In a recent interview at the NFL combine, Gannon was quoted as saying about Manziel, “He’s a bad fit for the Raiders. A team has to be ready for a young quarterback. I don’t think that team is quite ready yet.” Gannon continued in his evaluation of Manziel, “I really like him. My biggest concern is the discipline from a quarterback standpoint. Footwork, sitting in the pocket, going through reads and progressions.”
So, for those keeping score at home — lack of discipline from a quarterbacking standpoint, concerns about his footwork, concerns about his ability to sit in the pocket going through his reads and progressions, and is ultimately a bad fit for the organization. It certainly sounds like Gannon is evaluating not just Manziel, but Pryor as well. He even made a passing comment, noting the similarity in the skill sets of the two young quarterbacks.
Further underscoring the Manziel/Pryor comparison was this line from the interview, “He’s a guy who likes to ad lib a lot, and you can’t always do that in the NFL.”

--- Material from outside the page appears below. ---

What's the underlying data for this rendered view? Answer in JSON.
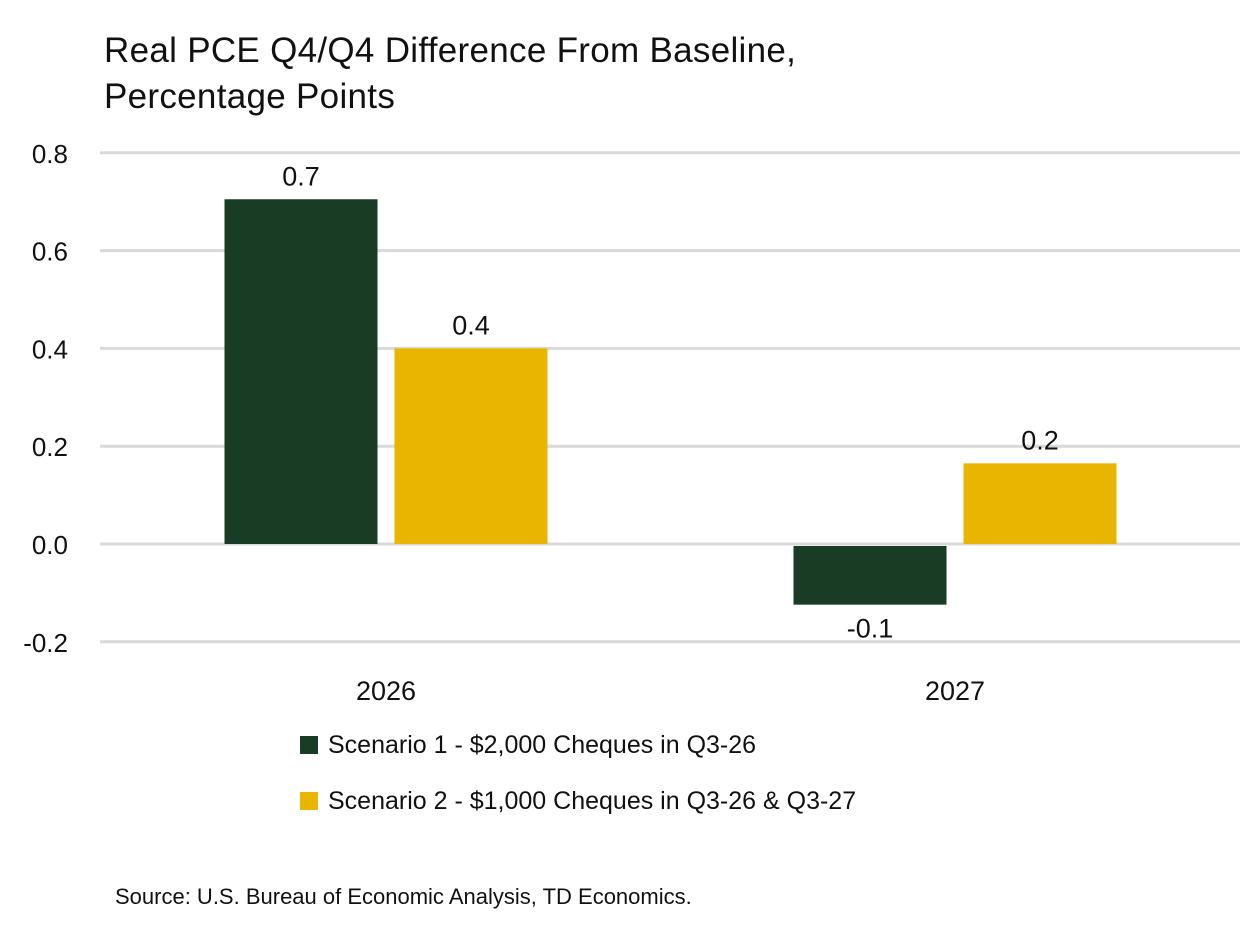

Which is exactly right. Being able to string out a play with your legs is a good thing. Having the ability to create something out of nothing is sometimes necessary. But if your default setting is to run first, and pass second — which seems to be Pryor’s default setting, and there is every indication that it’s Manziel’s as well — rather than going through your progressions and making the smart quarterbacking play, then you’re not going to be a good fit for the Raiders, or perhaps in the NFL as a whole.
In making his case for why Manziel is a bad fit in Oakland, whether he meant to or not, Gannon showed exactly why Pryor is a bad fit for the team as well. We can talk about statistics all day long, but Pryor, like Manziel, doesn’t have the discipline to be an effective quarterback in the NFL. That is not to suggest that they can’t eventually be a serviceable quarterback, but they will both need time and patience to develop if they’re ever to have success. They can both do terrific things with their legs, but you can’t win in the NFL if you aren’t an effective, consistent passer in the league. Pryor showed that, at this point in his career, he is not an effective, consistent passer. We’ll have to wait and see with Manziel, but given their similar skill sets, it’s very possible, if not likely, he’ll be just as ineffective as Pryor.
Of Manziel, Gannon said, “He has to go somewhere where they have a very disciplined coordinator and quarterback coach, somebody who is really going to grind on him and stay on him for those first couple years as he learns the system.”
McKenzie and Allen simply don’t have the time to spare to develop them, grind and stay on them, or teach them how to be the type of pocket passer that still dominates the league. There is too much on the line this season.
In making his case for passing on Manziel, who he termed a “bad fit” for the club, Gannon showed the Raiders exactly why they also need to move forward without Pryor as well.